— М-м… да, любопытно… — пожал плечами Аидзава.
— Бывает, такое загнет иногда — умора да и только! — продолжал со смехом Кюбэй. — Ежели уж пить, говорит, то именно как я, чтобы, значит, в стельку, а так-то все одно притворство. Когда, говорит, пьешь, то все тяготы нашего бренного мира, значит, забываешь и ничего на свете не боишься. Вот оно где, говорит, райское блаженство! Так и вещает все время. А ежели к нему заглянуть, когда он пьет, то и впрямь видно, что блаженствует человек…
Аидзава и Ивасэ молча слушали разглагольствования развратного юнца, не зная, что и думать.
Из рощицы доносился плеск воды — это падали с высоты струи священного ключа Отова. На каменных ступенях нежилась в солнечных лучах стая голубей. Шумные толпы паломников, кишевшие здесь в погожие летние дни, уже схлынули, а до появления осенней смены пилигримов оставалось еще некоторое время. Вверху на помосте виднелась чья-то одинокая фигура, а внизу было на удивление безлюдно и тихо.
Однако оба приятеля помалкивали вовсе не оттого, что благостный пейзаж навел их с похмелья на лирические раздумья. От этого малого, выросшего при доме терпимости, порочного и хитрого, они надеялись услышать что-нибудь существенное, что бы подтвердило их подозрения, но увы, откровения юнца их надежд не оправдали.
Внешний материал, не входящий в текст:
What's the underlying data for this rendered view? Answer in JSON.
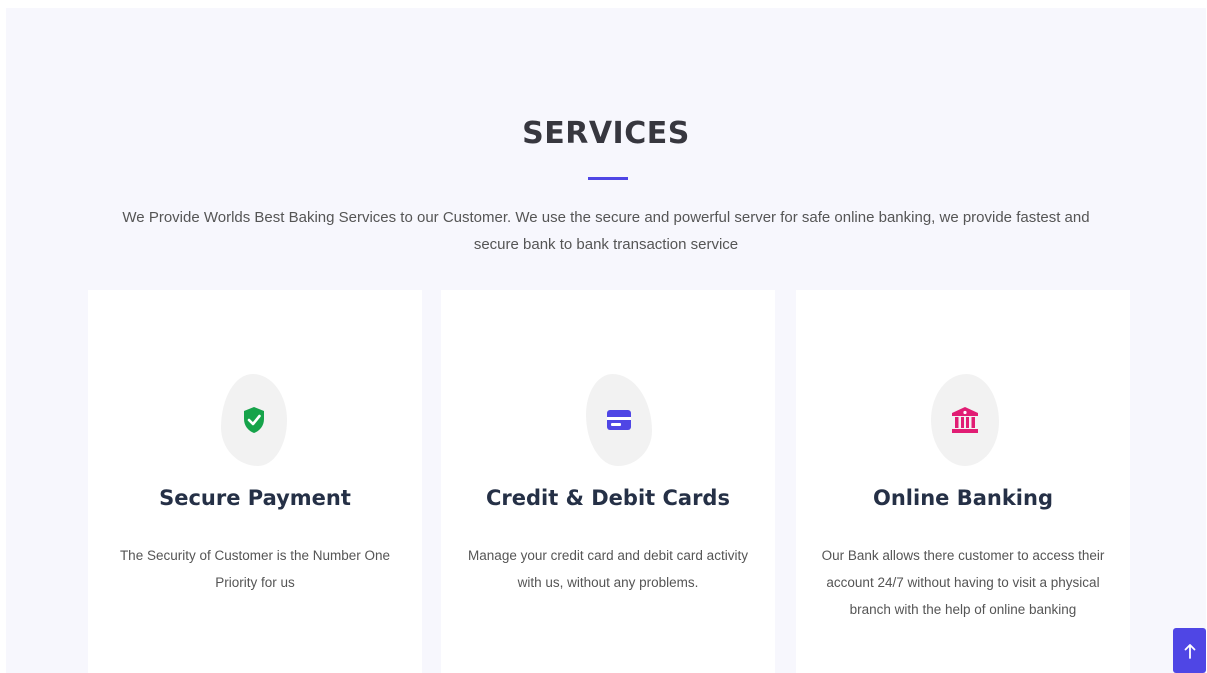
{
  "section": {
    "title": "SERVICES",
    "description": "We Provide Worlds Best Baking Services to our Customer. We use the secure and powerful server for safe online banking, we provide fastest and secure bank to bank transaction service"
  },
  "services": [
    {
      "icon": "shield-check-icon",
      "icon_color": "#16a34a",
      "title": "Secure Payment",
      "text": "The Security of Customer is the Number One Priority for us"
    },
    {
      "icon": "credit-card-icon",
      "icon_color": "#4f46e5",
      "title": "Credit & Debit Cards",
      "text": "Manage your credit card and debit card activity with us, without any problems."
    },
    {
      "icon": "bank-icon",
      "icon_color": "#e11d74",
      "title": "Online Banking",
      "text": "Our Bank allows there customer to access their account 24/7 without having to visit a physical branch with the help of online banking"
    }
  ],
  "back_to_top": {
    "icon": "arrow-up-icon",
    "color": "#4f46e5"
  }
}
Друзья были разочарованы и несколько обозлены.
— Ты пей, пей еще, не стесняйся! — приговаривал Ивасэ, подливая в чарки сакэ. — Нет, но до чего же забавный тип! Я как вчера с ним повстречался впервые, так, можно сказать, прямо влюбился. Слыханное ли дело, чтобы командор самурайского клана вдруг превратился в такого гуляку и забулдыгу! Да, личность, можно сказать, незаурядная… При том, что повсюду только и толкуют, будто он замышляет мстить за своего господина… Тогда выходит, что он эти два пути разделил окончательно: путь вассальной верности и долга чести отделил от своего пути загула и кутежа… Человек заурядный на такое уж точно не способен. Ты со мной согласен?
— Согласен. Во всяком случае, я-то мог бы выбрать только что-нибудь одно. Для такого «искусства владения двумя мечами» нужна особая закваска.
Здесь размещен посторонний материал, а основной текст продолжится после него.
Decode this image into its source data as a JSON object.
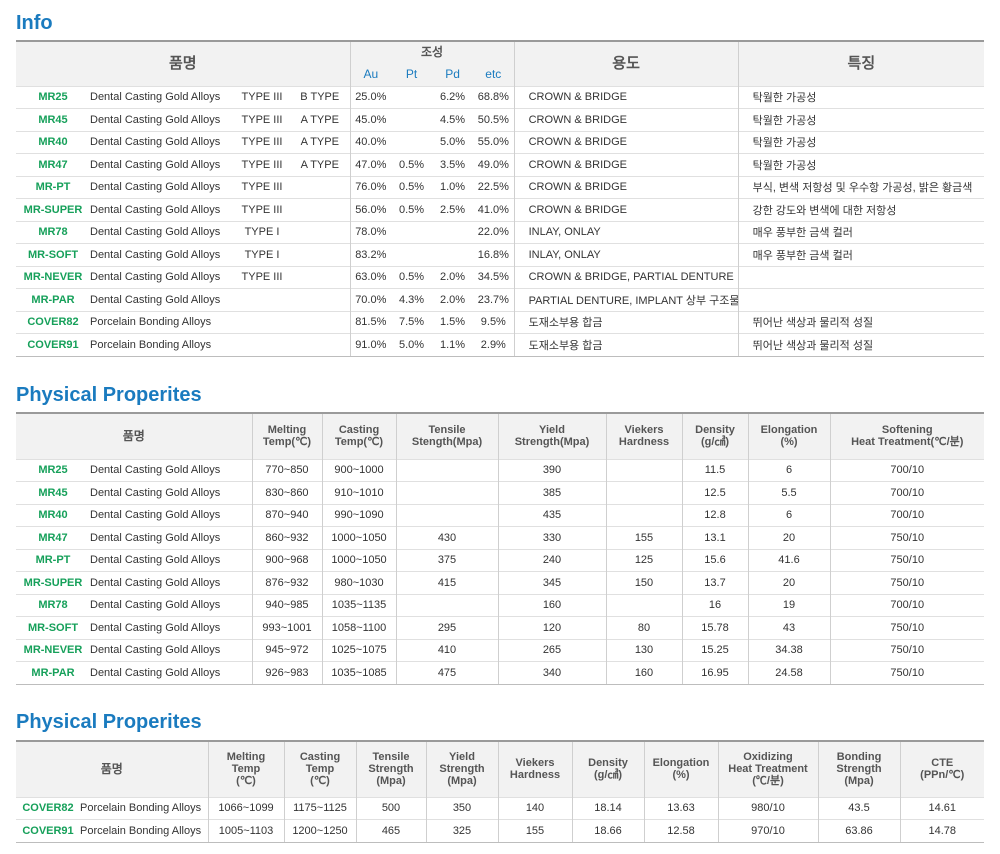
{
  "info": {
    "title": "Info",
    "header": {
      "name": "품명",
      "composition": "조성",
      "au": "Au",
      "pt": "Pt",
      "pd": "Pd",
      "etc": "etc",
      "usage": "용도",
      "feature": "특징"
    },
    "rows": [
      {
        "code": "MR25",
        "name": "Dental Casting Gold Alloys",
        "type": "TYPE III",
        "subtype": "B TYPE",
        "au": "25.0%",
        "pt": "",
        "pd": "6.2%",
        "etc": "68.8%",
        "usage": "CROWN & BRIDGE",
        "feature": "탁월한 가공성"
      },
      {
        "code": "MR45",
        "name": "Dental Casting Gold Alloys",
        "type": "TYPE III",
        "subtype": "A TYPE",
        "au": "45.0%",
        "pt": "",
        "pd": "4.5%",
        "etc": "50.5%",
        "usage": "CROWN & BRIDGE",
        "feature": "탁월한 가공성"
      },
      {
        "code": "MR40",
        "name": "Dental Casting Gold Alloys",
        "type": "TYPE III",
        "subtype": "A TYPE",
        "au": "40.0%",
        "pt": "",
        "pd": "5.0%",
        "etc": "55.0%",
        "usage": "CROWN & BRIDGE",
        "feature": "탁월한 가공성"
      },
      {
        "code": "MR47",
        "name": "Dental Casting Gold Alloys",
        "type": "TYPE III",
        "subtype": "A TYPE",
        "au": "47.0%",
        "pt": "0.5%",
        "pd": "3.5%",
        "etc": "49.0%",
        "usage": "CROWN & BRIDGE",
        "feature": "탁월한 가공성"
      },
      {
        "code": "MR-PT",
        "name": "Dental Casting Gold Alloys",
        "type": "TYPE III",
        "subtype": "",
        "au": "76.0%",
        "pt": "0.5%",
        "pd": "1.0%",
        "etc": "22.5%",
        "usage": "CROWN & BRIDGE",
        "feature": "부식, 변색 저항성 및 우수항 가공성, 밝은 황금색"
      },
      {
        "code": "MR-SUPER",
        "name": "Dental Casting Gold Alloys",
        "type": "TYPE III",
        "subtype": "",
        "au": "56.0%",
        "pt": "0.5%",
        "pd": "2.5%",
        "etc": "41.0%",
        "usage": "CROWN & BRIDGE",
        "feature": "강한 강도와 변색에 대한 저항성"
      },
      {
        "code": "MR78",
        "name": "Dental Casting Gold Alloys",
        "type": "TYPE I",
        "subtype": "",
        "au": "78.0%",
        "pt": "",
        "pd": "",
        "etc": "22.0%",
        "usage": "INLAY, ONLAY",
        "feature": "매우 풍부한 금색 컬러"
      },
      {
        "code": "MR-SOFT",
        "name": "Dental Casting Gold Alloys",
        "type": "TYPE I",
        "subtype": "",
        "au": "83.2%",
        "pt": "",
        "pd": "",
        "etc": "16.8%",
        "usage": "INLAY, ONLAY",
        "feature": "매우 풍부한 금색 컬러"
      },
      {
        "code": "MR-NEVER",
        "name": "Dental Casting Gold Alloys",
        "type": "TYPE III",
        "subtype": "",
        "au": "63.0%",
        "pt": "0.5%",
        "pd": "2.0%",
        "etc": "34.5%",
        "usage": "CROWN & BRIDGE, PARTIAL DENTURE",
        "feature": ""
      },
      {
        "code": "MR-PAR",
        "name": "Dental Casting Gold Alloys",
        "type": "",
        "subtype": "",
        "au": "70.0%",
        "pt": "4.3%",
        "pd": "2.0%",
        "etc": "23.7%",
        "usage": "PARTIAL DENTURE, IMPLANT 상부 구조물",
        "feature": ""
      },
      {
        "code": "COVER82",
        "name": "Porcelain Bonding Alloys",
        "type": "",
        "subtype": "",
        "au": "81.5%",
        "pt": "7.5%",
        "pd": "1.5%",
        "etc": "9.5%",
        "usage": "도재소부용 합금",
        "feature": "뛰어난 색상과 물리적 성질"
      },
      {
        "code": "COVER91",
        "name": "Porcelain Bonding Alloys",
        "type": "",
        "subtype": "",
        "au": "91.0%",
        "pt": "5.0%",
        "pd": "1.1%",
        "etc": "2.9%",
        "usage": "도재소부용 합금",
        "feature": "뛰어난 색상과 물리적 성질"
      }
    ]
  },
  "physical1": {
    "title": "Physical Properites",
    "header": {
      "name": "품명",
      "melting": [
        "Melting",
        "Temp(℃)"
      ],
      "casting": [
        "Casting",
        "Temp(℃)"
      ],
      "tensile": [
        "Tensile",
        "Stength(Mpa)"
      ],
      "yield": [
        "Yield",
        "Strength(Mpa)"
      ],
      "viekers": [
        "Viekers",
        "Hardness"
      ],
      "density": [
        "Density",
        "(g/㎤)"
      ],
      "elongation": [
        "Elongation",
        "(%)"
      ],
      "softening": [
        "Softening",
        "Heat Treatment(℃/분)"
      ]
    },
    "rows": [
      {
        "code": "MR25",
        "name": "Dental Casting Gold Alloys",
        "melting": "770~850",
        "casting": "900~1000",
        "tensile": "",
        "yield": "390",
        "viekers": "",
        "density": "11.5",
        "elongation": "6",
        "softening": "700/10"
      },
      {
        "code": "MR45",
        "name": "Dental Casting Gold Alloys",
        "melting": "830~860",
        "casting": "910~1010",
        "tensile": "",
        "yield": "385",
        "viekers": "",
        "density": "12.5",
        "elongation": "5.5",
        "softening": "700/10"
      },
      {
        "code": "MR40",
        "name": "Dental Casting Gold Alloys",
        "melting": "870~940",
        "casting": "990~1090",
        "tensile": "",
        "yield": "435",
        "viekers": "",
        "density": "12.8",
        "elongation": "6",
        "softening": "700/10"
      },
      {
        "code": "MR47",
        "name": "Dental Casting Gold Alloys",
        "melting": "860~932",
        "casting": "1000~1050",
        "tensile": "430",
        "yield": "330",
        "viekers": "155",
        "density": "13.1",
        "elongation": "20",
        "softening": "750/10"
      },
      {
        "code": "MR-PT",
        "name": "Dental Casting Gold Alloys",
        "melting": "900~968",
        "casting": "1000~1050",
        "tensile": "375",
        "yield": "240",
        "viekers": "125",
        "density": "15.6",
        "elongation": "41.6",
        "softening": "750/10"
      },
      {
        "code": "MR-SUPER",
        "name": "Dental Casting Gold Alloys",
        "melting": "876~932",
        "casting": "980~1030",
        "tensile": "415",
        "yield": "345",
        "viekers": "150",
        "density": "13.7",
        "elongation": "20",
        "softening": "750/10"
      },
      {
        "code": "MR78",
        "name": "Dental Casting Gold Alloys",
        "melting": "940~985",
        "casting": "1035~1135",
        "tensile": "",
        "yield": "160",
        "viekers": "",
        "density": "16",
        "elongation": "19",
        "softening": "700/10"
      },
      {
        "code": "MR-SOFT",
        "name": "Dental Casting Gold Alloys",
        "melting": "993~1001",
        "casting": "1058~1100",
        "tensile": "295",
        "yield": "120",
        "viekers": "80",
        "density": "15.78",
        "elongation": "43",
        "softening": "750/10"
      },
      {
        "code": "MR-NEVER",
        "name": "Dental Casting Gold Alloys",
        "melting": "945~972",
        "casting": "1025~1075",
        "tensile": "410",
        "yield": "265",
        "viekers": "130",
        "density": "15.25",
        "elongation": "34.38",
        "softening": "750/10"
      },
      {
        "code": "MR-PAR",
        "name": "Dental Casting Gold Alloys",
        "melting": "926~983",
        "casting": "1035~1085",
        "tensile": "475",
        "yield": "340",
        "viekers": "160",
        "density": "16.95",
        "elongation": "24.58",
        "softening": "750/10"
      }
    ]
  },
  "physical2": {
    "title": "Physical Properites",
    "header": {
      "name": "품명",
      "melting": [
        "Melting",
        "Temp",
        "(℃)"
      ],
      "casting": [
        "Casting",
        "Temp",
        "(℃)"
      ],
      "tensile": [
        "Tensile",
        "Strength",
        "(Mpa)"
      ],
      "yield": [
        "Yield",
        "Strength",
        "(Mpa)"
      ],
      "viekers": [
        "Viekers",
        "Hardness"
      ],
      "density": [
        "Density",
        "(g/㎤)"
      ],
      "elongation": [
        "Elongation",
        "(%)"
      ],
      "oxidizing": [
        "Oxidizing",
        "Heat Treatment",
        "(℃/분)"
      ],
      "bonding": [
        "Bonding",
        "Strength",
        "(Mpa)"
      ],
      "cte": [
        "CTE",
        "(PPn/℃)"
      ]
    },
    "rows": [
      {
        "code": "COVER82",
        "name": "Porcelain Bonding Alloys",
        "melting": "1066~1099",
        "casting": "1175~1125",
        "tensile": "500",
        "yield": "350",
        "viekers": "140",
        "density": "18.14",
        "elongation": "13.63",
        "oxidizing": "980/10",
        "bonding": "43.5",
        "cte": "14.61"
      },
      {
        "code": "COVER91",
        "name": "Porcelain Bonding Alloys",
        "melting": "1005~1103",
        "casting": "1200~1250",
        "tensile": "465",
        "yield": "325",
        "viekers": "155",
        "density": "18.66",
        "elongation": "12.58",
        "oxidizing": "970/10",
        "bonding": "63.86",
        "cte": "14.78"
      }
    ]
  },
  "colors": {
    "title_blue": "#1a7bbf",
    "code_green": "#16a05a",
    "header_bg": "#f2f2f2"
  }
}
— Ну и что бы ты выбрал, если бы тебе надо было честь соблюсти?
— Я бы жил только одной мыслью: как отомстить врагу.
— Ха, ну да, так бы и следовало. Опять же, так оно легче всего получается. А вот чтобы и врага достать, и все удовольствия испробовать без остатка — это дело нелегкое. Посмотрел я на его милость Оиси вчера вечером и вижу, что, хоть он и в беспробудном запое, а духом крепок. Для такого человека никакой запой не помеха: если надо, он в решительный момент всегда остановится, возьмет себя в руки. Нет, я знаю, что у него на уме. Он хоть и кажется вусмерть пьяным, а сердцем-то трезвехонек!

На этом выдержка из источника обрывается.